Le lendemain soir, comme prévu, Jarod monte à l’étage. Cécile, l’épouse de Jules, le reçoit avec un grand sourire. Il y a une bonne dizaine d’invités ainsi que Margot qui le débarrasse de sa veste et du cadeau de Jules et lui demande de s'asseoir près d’elle en bout de table.
― Je t’avais dit qu’il n’y aurait que des vieux. On risque de s’ennuyer un peu tu ne crois pas ?
― J’aime les vieux. Ils ont toujours des choses sympas à raconter.
― Si tu veux, nous irons nous promener après le repas…
― Non, je ne peux pas. J’ai des trucs à faire. Une autre fois peut-être.
Le jeune homme interrompt si sèchement Margot qu’elle n’ose pas renchérir. Il la regarde en coin un peu gêné. Le repas est une merveille pour le jeune homme avec ces petites tranches de pain recouvertes de tapenade, des asperges, une belle salade composée bien garnie, deux gros poulets fermiers accompagnés de champignons frais, ainsi qu’une grande tarte aux épinards et fromage de chèvre. Enfin, tout le monde est ravi. Cécile est une cuisinière hors pair. Jarod se régale et accepte volontiers tout ce que son hôte lui sert. Tous parlent et rient, racontent des anecdotes. Comme ils semblent heureux. Dans ces moments-là, Jarod a l’impression d’avoir une famille et quand cette idée fait irruption, il n’entend plus rien, il pense à sa mère. Il la revoit dans la cuisine en train de préparer le repas avec son joli sourire et son regard triste. Il se sent soudain coupable.

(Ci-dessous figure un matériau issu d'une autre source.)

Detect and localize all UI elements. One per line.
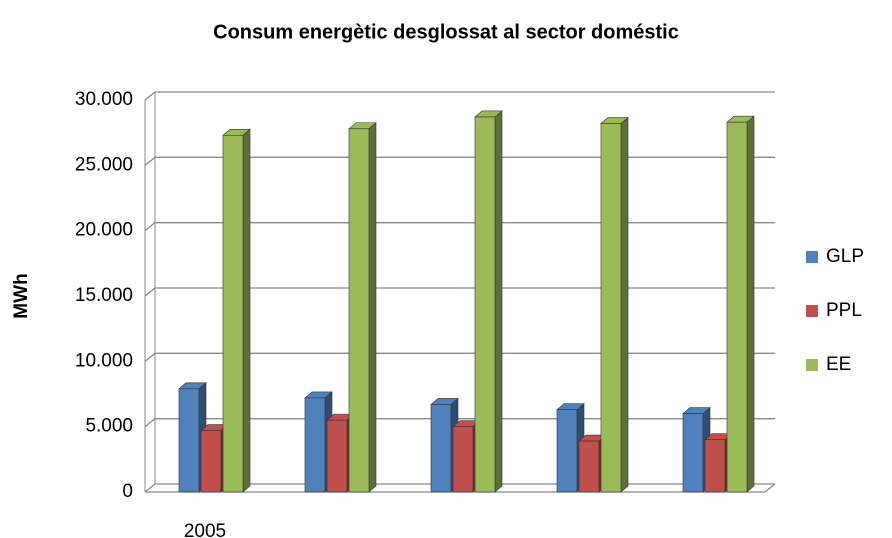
- grid-line: [144, 222, 775, 232]
- bar-side: [620, 116, 629, 493]
- legend-swatch: [806, 251, 818, 263]
- grid-line: [144, 287, 775, 297]
- y-tick-label: 0: [122, 481, 133, 502]
- grid-line: [144, 156, 775, 166]
- bar: [726, 121, 748, 493]
- y-axis-label: MWh: [11, 273, 32, 318]
- y-tick-label: 30.000: [75, 89, 133, 110]
- grid-line: [144, 91, 775, 101]
- bar: [222, 134, 244, 493]
- bar: [430, 404, 452, 493]
- legend-label: GLP: [826, 246, 864, 267]
- legend-swatch: [806, 305, 818, 317]
- y-tick-label: 20.000: [75, 220, 133, 241]
- legend-label: EE: [826, 354, 851, 375]
- bar: [348, 128, 370, 493]
- x-tick-label: 2005: [184, 521, 226, 538]
- bar-group: [222, 128, 251, 493]
- bar: [178, 388, 200, 493]
- chart-title: Consum energètic desglossat al sector do…: [213, 21, 679, 43]
- legend-swatch: [806, 359, 818, 371]
- bar: [326, 419, 348, 493]
- y-tick-label: 10.000: [75, 350, 133, 371]
- bar: [304, 397, 326, 493]
- bar: [200, 430, 222, 493]
- y-tick-label: 15.000: [75, 285, 133, 306]
- bar-group: [726, 115, 755, 493]
- bar: [556, 409, 578, 493]
- y-tick-label: 25.000: [75, 154, 133, 175]
- bar: [600, 123, 622, 493]
- bar-group: [474, 110, 503, 493]
- grid-line: [144, 352, 775, 362]
- y-tick-label: 5.000: [85, 416, 133, 437]
- bar-side: [242, 128, 251, 493]
- bar: [578, 440, 600, 493]
- bar: [474, 116, 496, 493]
- bar-side: [368, 122, 377, 493]
- bar-side: [746, 115, 755, 493]
- bar: [682, 413, 704, 493]
- bar-group: [600, 116, 629, 493]
- legend-label: PPL: [826, 300, 862, 321]
- bar-side: [494, 110, 503, 493]
- bar: [704, 439, 726, 493]
- bar: [452, 426, 474, 493]
- bar-group: [348, 122, 377, 493]
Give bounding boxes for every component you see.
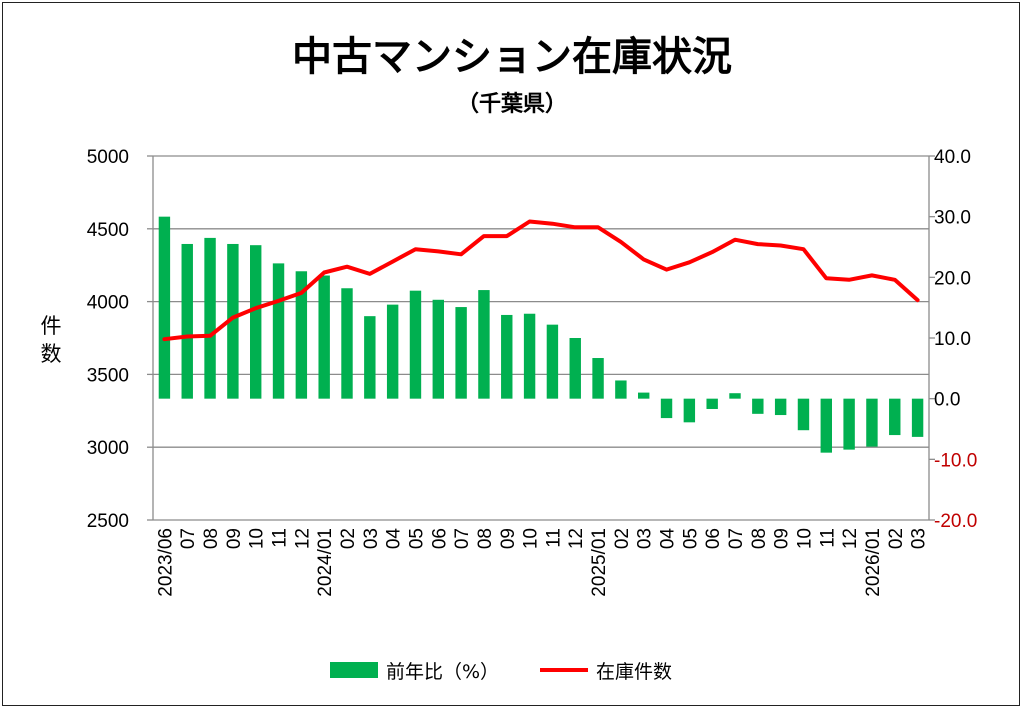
right-tick-label: -10.0 — [934, 450, 977, 471]
bar-yoy — [797, 398, 810, 431]
bar-yoy — [683, 398, 696, 423]
x-tick-label: 09 — [772, 528, 793, 549]
x-tick-label: 11 — [543, 528, 564, 548]
x-tick-label: 10 — [247, 528, 268, 549]
bar-yoy — [409, 290, 422, 399]
bar-yoy — [272, 263, 285, 399]
x-tick-label: 07 — [178, 528, 199, 549]
bar-yoy — [615, 380, 627, 399]
x-tick-label: 08 — [749, 528, 770, 549]
bar-yoy — [501, 314, 513, 399]
bar-yoy — [820, 398, 832, 453]
legend-item-inventory: 在庫件数 — [540, 655, 672, 685]
bar-yoy — [204, 237, 216, 399]
bar-yoy — [752, 398, 764, 414]
x-tick-label: 07 — [452, 528, 473, 549]
x-tick-label: 02 — [886, 528, 907, 549]
legend: 前年比（%） 在庫件数 — [0, 655, 1024, 685]
bar-yoy — [227, 243, 239, 399]
x-tick-label: 03 — [361, 528, 382, 549]
legend-swatch-bar — [330, 662, 378, 678]
bar-yoy — [523, 313, 536, 399]
x-tick-label: 11 — [270, 528, 291, 548]
x-tick-label: 10 — [795, 528, 816, 549]
bar-yoy — [341, 288, 353, 399]
x-tick-label: 06 — [703, 528, 724, 549]
bar-yoy — [546, 324, 559, 399]
left-tick-label: 5000 — [87, 147, 129, 168]
x-tick-label: 02 — [612, 528, 633, 549]
x-tick-label: 2025/01 — [589, 528, 610, 597]
right-tick-label: 0.0 — [934, 390, 960, 411]
x-tick-label: 09 — [224, 528, 245, 549]
x-tick-label: 12 — [566, 528, 587, 549]
x-tick-label: 10 — [521, 528, 542, 549]
x-tick-label: 12 — [292, 528, 313, 549]
x-tick-label: 03 — [635, 528, 656, 549]
left-tick-label: 2500 — [87, 511, 129, 532]
bar-yoy — [455, 307, 467, 399]
bar-yoy — [478, 290, 490, 399]
x-tick-label: 05 — [680, 528, 701, 549]
legend-swatch-line — [540, 668, 588, 672]
x-tick-label: 05 — [407, 528, 428, 549]
bar-yoy — [866, 398, 878, 447]
bar-yoy — [729, 393, 741, 399]
left-tick-label: 4000 — [87, 293, 129, 314]
right-tick-label: 20.0 — [934, 268, 971, 289]
right-tick-label: 30.0 — [934, 208, 971, 229]
left-tick-label: 3500 — [87, 365, 129, 386]
right-tick-label: -20.0 — [934, 511, 977, 532]
x-tick-label: 12 — [840, 528, 861, 549]
bar-yoy — [250, 245, 262, 399]
bar-yoy — [638, 392, 650, 399]
bar-yoy — [432, 299, 444, 399]
x-tick-label: 11 — [817, 528, 838, 548]
bar-yoy — [158, 216, 171, 399]
y-axis-label: 件数 — [40, 314, 62, 366]
left-tick-label: 4500 — [87, 220, 129, 241]
bar-yoy — [364, 316, 376, 399]
x-tick-label: 2024/01 — [315, 528, 336, 597]
bar-yoy — [774, 398, 787, 416]
x-tick-label: 2023/06 — [155, 528, 176, 597]
legend-label-inventory: 在庫件数 — [596, 660, 673, 683]
chart-subtitle: （千葉県） — [456, 92, 567, 117]
legend-label-yoy: 前年比（%） — [386, 660, 500, 683]
bar-yoy — [181, 243, 193, 399]
bar-yoy — [911, 398, 924, 437]
chart-title: 中古マンション在庫状況 — [292, 34, 732, 80]
left-tick-label: 3000 — [87, 438, 129, 459]
line-inventory — [162, 219, 920, 342]
x-tick-label: 04 — [658, 528, 679, 550]
bar-yoy — [295, 271, 308, 399]
x-tick-label: 2026/01 — [863, 528, 884, 597]
right-tick-label: 10.0 — [934, 329, 971, 350]
x-tick-label: 09 — [498, 528, 519, 549]
bar-yoy — [706, 398, 718, 409]
legend-item-yoy: 前年比（%） — [330, 655, 499, 685]
x-tick-label: 03 — [909, 528, 930, 549]
x-tick-label: 08 — [201, 528, 222, 549]
bar-yoy — [843, 398, 855, 450]
x-tick-label: 07 — [726, 528, 747, 549]
bar-yoy — [386, 304, 399, 399]
bar-yoy — [569, 338, 581, 399]
x-tick-label: 02 — [338, 528, 359, 549]
x-tick-label: 06 — [429, 528, 450, 549]
x-tick-label: 04 — [384, 528, 405, 550]
bar-yoy — [318, 275, 330, 399]
bar-yoy — [660, 398, 673, 419]
bar-yoy — [889, 398, 901, 436]
bar-yoy — [592, 358, 604, 399]
right-tick-label: 40.0 — [934, 147, 971, 168]
x-tick-label: 08 — [475, 528, 496, 549]
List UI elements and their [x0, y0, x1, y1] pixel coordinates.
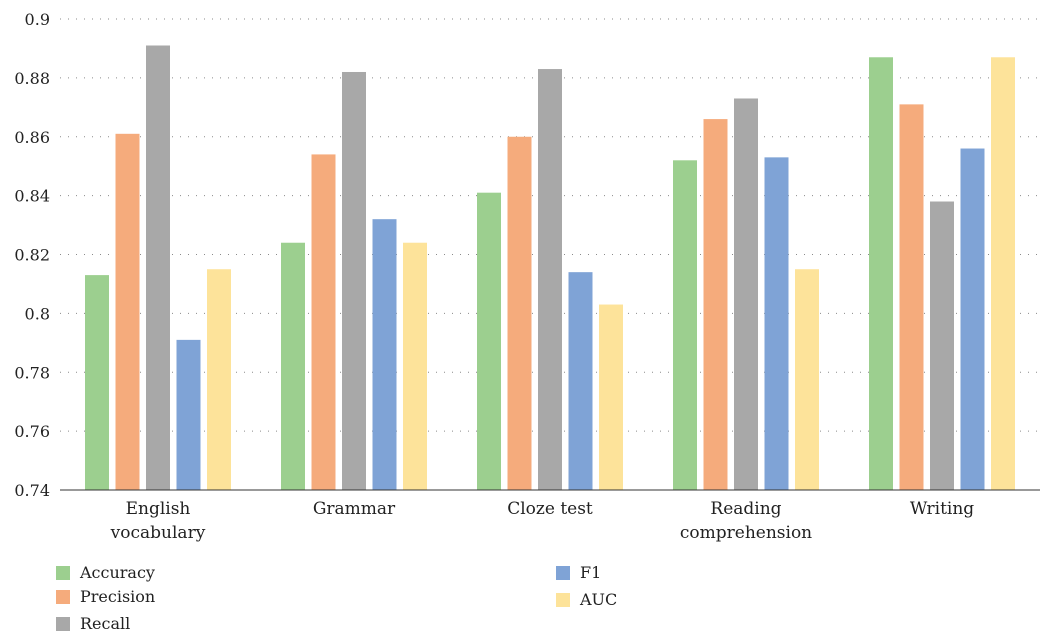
bar-f1-0 [176, 339, 201, 490]
y-tick-label: 0.8 [25, 304, 50, 323]
y-tick-label: 0.74 [14, 481, 50, 500]
bar-precision-1 [311, 154, 336, 490]
bar-recall-1 [342, 71, 366, 491]
bar-recall-2 [538, 69, 562, 490]
x-category-label: Reading [710, 499, 781, 519]
y-tick-label: 0.88 [14, 69, 50, 88]
bar-f1-2 [568, 272, 593, 490]
x-category-label: comprehension [680, 523, 812, 543]
bar-accuracy-4 [869, 57, 893, 491]
bars [85, 45, 1015, 491]
bar-precision-3 [703, 119, 728, 491]
x-category-labels: English vocabulary Grammar Cloze test Readin… [110, 499, 975, 543]
y-tick-label: 0.84 [14, 187, 50, 206]
x-category-label: Grammar [313, 499, 396, 519]
bar-precision-4 [899, 104, 924, 491]
bar-recall-4 [930, 201, 954, 490]
bar-auc-3 [795, 269, 819, 490]
bar-accuracy-3 [673, 160, 697, 491]
y-tick-label: 0.76 [14, 422, 50, 441]
bar-f1-1 [372, 219, 397, 491]
y-tick-label: 0.78 [14, 363, 50, 382]
y-tick-labels: 0.74 0.76 0.78 0.8 0.82 0.84 0.86 0.88 0.9 [14, 10, 50, 500]
x-category-label: English [126, 499, 191, 519]
bar-auc-2 [599, 304, 623, 490]
y-tick-label: 0.86 [14, 128, 50, 147]
bar-f1-3 [764, 157, 789, 490]
x-category-label: Writing [910, 499, 974, 519]
bar-accuracy-1 [281, 242, 305, 490]
bar-accuracy-0 [85, 275, 109, 490]
bar-precision-0 [115, 133, 140, 490]
y-tick-label: 0.82 [14, 246, 50, 265]
bar-precision-2 [507, 136, 532, 490]
bar-auc-4 [991, 57, 1015, 491]
bar-f1-4 [960, 148, 985, 490]
bar-recall-3 [734, 98, 758, 490]
x-category-label: vocabulary [110, 523, 206, 543]
bar-auc-0 [207, 269, 231, 490]
y-tick-label: 0.9 [25, 10, 50, 29]
bar-recall-0 [146, 45, 170, 491]
x-category-label: Cloze test [507, 499, 593, 519]
bar-accuracy-2 [477, 192, 501, 490]
bar-auc-1 [403, 242, 427, 490]
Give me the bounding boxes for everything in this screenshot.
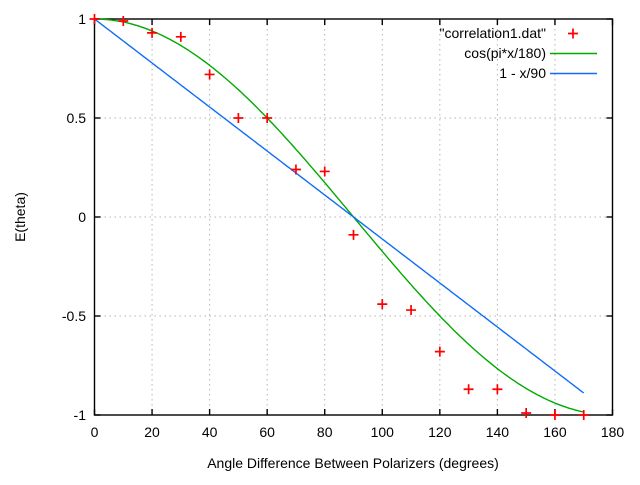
tick-labels: 0 20 40 60 80 100 120 140 160 180 -1 -0.5 0 0.5 1 [62,11,625,440]
legend-marker-plus [568,28,578,39]
x-axis-title: Angle Difference Between Polarizers (deg… [207,455,499,471]
x-tick-label: 180 [601,424,625,440]
legend-label: "correlation1.dat" [440,25,546,41]
x-tick-label: 20 [144,424,160,440]
x-tick-label: 160 [543,424,567,440]
curve-one_minus_x_over_90 [94,18,585,394]
legend: "correlation1.dat" cos(pi*x/180) 1 - x/90 [440,25,597,81]
data-series [89,14,589,420]
y-tick-label: -0.5 [62,308,86,324]
legend-label: 1 - x/90 [499,65,546,81]
x-tick-label: 40 [202,424,218,440]
y-tick-label: 0 [78,209,86,225]
grid-lines [94,19,613,415]
x-tick-label: 60 [259,424,275,440]
x-tick-label: 80 [317,424,333,440]
x-tick-label: 120 [428,424,452,440]
y-tick-label: 0.5 [67,110,87,126]
data-points-plus-markers [89,14,589,420]
legend-label: cos(pi*x/180) [464,45,546,61]
y-tick-label: -1 [74,407,87,423]
x-tick-label: 0 [91,424,99,440]
y-axis-title: E(theta) [12,192,28,242]
y-tick-label: 1 [78,11,86,27]
x-tick-label: 100 [371,424,395,440]
x-tick-label: 140 [486,424,510,440]
curve-cos_pi_x_over_180 [94,18,584,413]
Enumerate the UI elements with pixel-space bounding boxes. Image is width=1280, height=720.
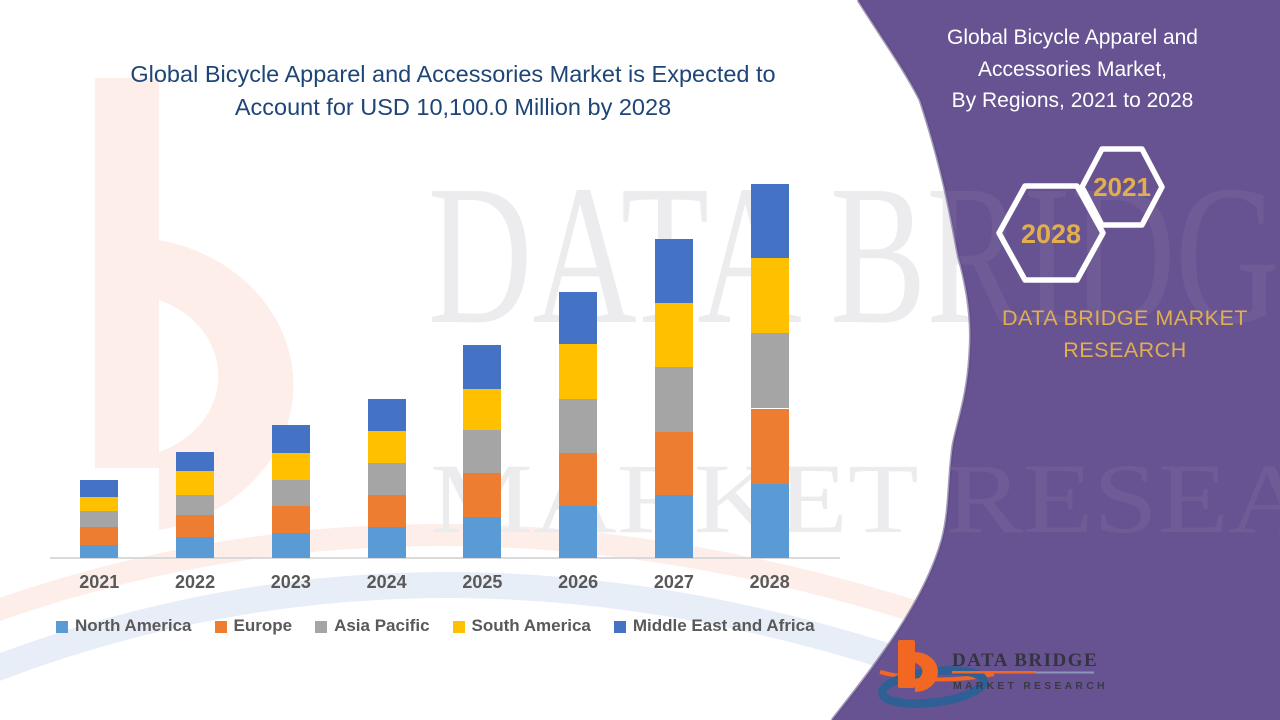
side-title-line-3: By Regions, 2021 to 2028 <box>951 89 1194 112</box>
bar-segment-2026-europe <box>559 452 598 507</box>
chart-legend: North America Europe Asia Pacific South Ame… <box>56 616 815 636</box>
legend-swatch-south-america <box>452 620 465 633</box>
bar-segment-2027-north-america <box>654 495 693 558</box>
hexagon-badges: 2028 2021 <box>996 146 1165 283</box>
bar-segment-2025-europe <box>463 472 502 517</box>
bar-segment-2028-asia-pacific <box>750 333 789 409</box>
bar-segment-2024-asia-pacific <box>367 462 406 495</box>
bar-segment-2022-asia-pacific <box>176 494 215 515</box>
bar-segment-2022-europe <box>176 514 215 537</box>
legend-label: North America <box>75 616 192 635</box>
main-title: Global Bicycle Apparel and Accessories M… <box>130 61 776 120</box>
legend-item-asia-pacific: Asia Pacific <box>315 616 430 636</box>
bar-segment-2025-north-america <box>463 516 502 558</box>
hexagon-2021 <box>1079 146 1165 228</box>
bar-segment-2021-middle-east-and-africa <box>80 479 119 497</box>
bar-segment-2028-middle-east-and-africa <box>750 184 789 259</box>
bar-segment-2027-middle-east-and-africa <box>654 238 693 303</box>
bar-segment-2026-asia-pacific <box>559 398 598 453</box>
legend-label: Middle East and Africa <box>632 616 815 635</box>
logo-name-text: DATA BRIDGE <box>952 650 1098 671</box>
hexagon-2028 <box>996 183 1106 283</box>
bar-segment-2023-asia-pacific <box>271 479 310 507</box>
x-axis-label-2022: 2022 <box>175 572 216 592</box>
purple-panel-edge <box>830 0 972 720</box>
hexagon-2021-label: 2021 <box>1093 172 1151 202</box>
bar-segment-2026-south-america <box>559 344 598 399</box>
x-axis-label-2025: 2025 <box>462 572 503 592</box>
x-axis-label-2027: 2027 <box>653 572 694 592</box>
bar-segment-2023-south-america <box>271 452 310 480</box>
company-logo: DATA BRIDGE MARKET RESEARCH <box>878 640 1108 708</box>
bar-segment-2025-middle-east-and-africa <box>463 344 502 389</box>
legend-label: Asia Pacific <box>334 616 430 635</box>
bar-segment-2022-north-america <box>176 536 215 558</box>
logo-b-stem <box>898 640 915 688</box>
bar-segment-2023-north-america <box>271 532 310 558</box>
side-panel-title: Global Bicycle Apparel and Accessories M… <box>880 22 1265 117</box>
x-axis-label-2026: 2026 <box>558 572 599 592</box>
bar-segment-2021-asia-pacific <box>80 511 119 527</box>
legend-label: South America <box>471 616 591 635</box>
bar-segment-2021-north-america <box>80 544 119 558</box>
x-axis-label-2024: 2024 <box>366 572 407 592</box>
x-axis-label-2023: 2023 <box>270 572 311 592</box>
bar-segment-2024-north-america <box>367 527 406 558</box>
legend-swatch-europe <box>214 620 227 633</box>
brand-text: DATA BRIDGE MARKET RESEARCH <box>955 302 1280 366</box>
hexagon-2028-label: 2028 <box>1021 219 1081 249</box>
bar-segment-2024-south-america <box>367 430 406 463</box>
brand-text-line-1: DATA BRIDGE MARKET <box>1002 306 1248 330</box>
side-title-line-1: Global Bicycle Apparel and <box>947 26 1198 49</box>
bar-segment-2025-asia-pacific <box>463 430 502 473</box>
bar-segment-2023-europe <box>271 506 310 533</box>
logo-underline-orange <box>952 671 1036 674</box>
legend-item-europe: Europe <box>214 616 293 636</box>
bar-segment-2027-south-america <box>654 302 693 368</box>
bar-segment-2028-north-america <box>750 483 789 558</box>
x-axis-label-2028: 2028 <box>749 572 790 592</box>
bar-segment-2025-south-america <box>463 388 502 431</box>
logo-underline-blue <box>1036 671 1094 674</box>
bar-segment-2023-middle-east-and-africa <box>271 425 310 453</box>
logo-b-bowl <box>915 652 938 692</box>
bar-segment-2027-asia-pacific <box>654 367 693 433</box>
legend-item-north-america: North America <box>56 616 192 636</box>
legend-label: Europe <box>233 616 293 635</box>
bar-segment-2024-europe <box>367 494 406 528</box>
legend-swatch-middle-east-and-africa <box>613 620 626 633</box>
bar-segment-2026-middle-east-and-africa <box>559 291 598 345</box>
bar-segment-2026-north-america <box>559 506 598 558</box>
brand-text-line-2: RESEARCH <box>1063 338 1187 362</box>
x-axis-line <box>50 557 840 559</box>
legend-item-south-america: South America <box>452 616 591 636</box>
x-axis-label-2021: 2021 <box>79 572 120 592</box>
bar-segment-2021-south-america <box>80 496 119 512</box>
bar-segment-2028-europe <box>750 408 789 484</box>
legend-item-middle-east-and-africa: Middle East and Africa <box>613 616 815 636</box>
legend-swatch-asia-pacific <box>315 620 328 633</box>
bar-segment-2022-south-america <box>176 471 215 495</box>
bar-segment-2024-middle-east-and-africa <box>367 398 406 431</box>
logo-sub-text: MARKET RESEARCH <box>953 680 1108 692</box>
bar-segment-2022-middle-east-and-africa <box>176 451 215 472</box>
side-title-line-2: Accessories Market, <box>977 57 1168 81</box>
bar-segment-2027-europe <box>654 432 693 496</box>
bar-segment-2028-south-america <box>750 258 789 334</box>
legend-swatch-north-america <box>56 620 68 633</box>
bar-segment-2021-europe <box>80 526 119 545</box>
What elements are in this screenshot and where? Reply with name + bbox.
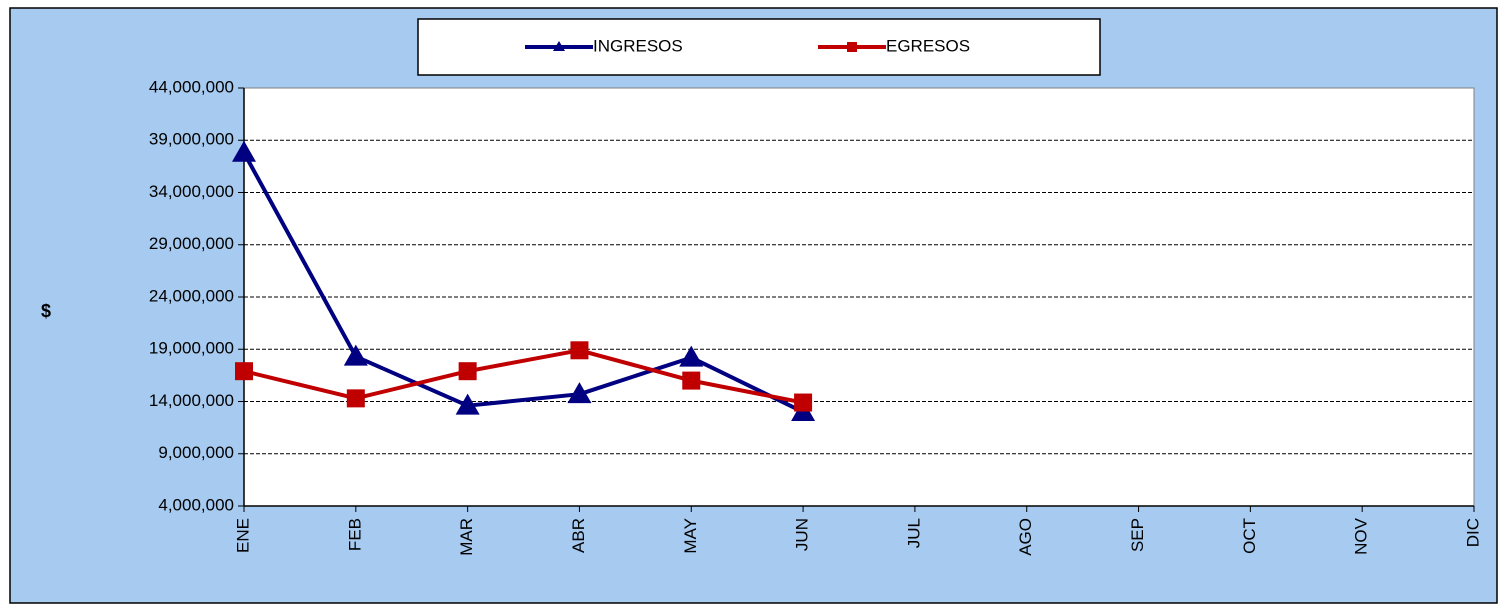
x-tick-label: FEB (345, 518, 364, 551)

― Joyeux anniversaire, joyeux anniversaire…
Le jeune homme, surpris, revient au moment présent et chante doucement lui aussi. Margot, de temps à autre, le regarde avec un petit sourire et Jarod lui rend timidement. Il a envie de lui parler mais ne sait pas comment s’y prendre. Je dois avoir l’air idiot à rester là sans rien dire. Cécile apporte le gros gâteau, un framboisier que Jules aime tout particulièrement.
― Hm ! Il paraît que la gourmandise est un vilain défaut, mais je suis très gourmande et toi ?
― Oui, moi aussi. Qu’est-ce que tu fais quand tu n’es pas en vacances ? ose demander Jarod.
― Je suis esthéticienne. Mais j’aime dessiner, c’est une passion. Quand j’ai un moment, je prends mon crayon et mon bloc et c’est parti. Et toi ?
― Bien…euh…je regarde des films. J’aime beaucoup le cinéma…mais chez moi pas…pas dans les salles.
― Ah oui pourquoi ? On pourrait y aller tous les deux… enfin si tu veux. Je reste encore une dizaine de jours, peut-être plus mais ce n’est pas sûr.
― Oui… peut-être.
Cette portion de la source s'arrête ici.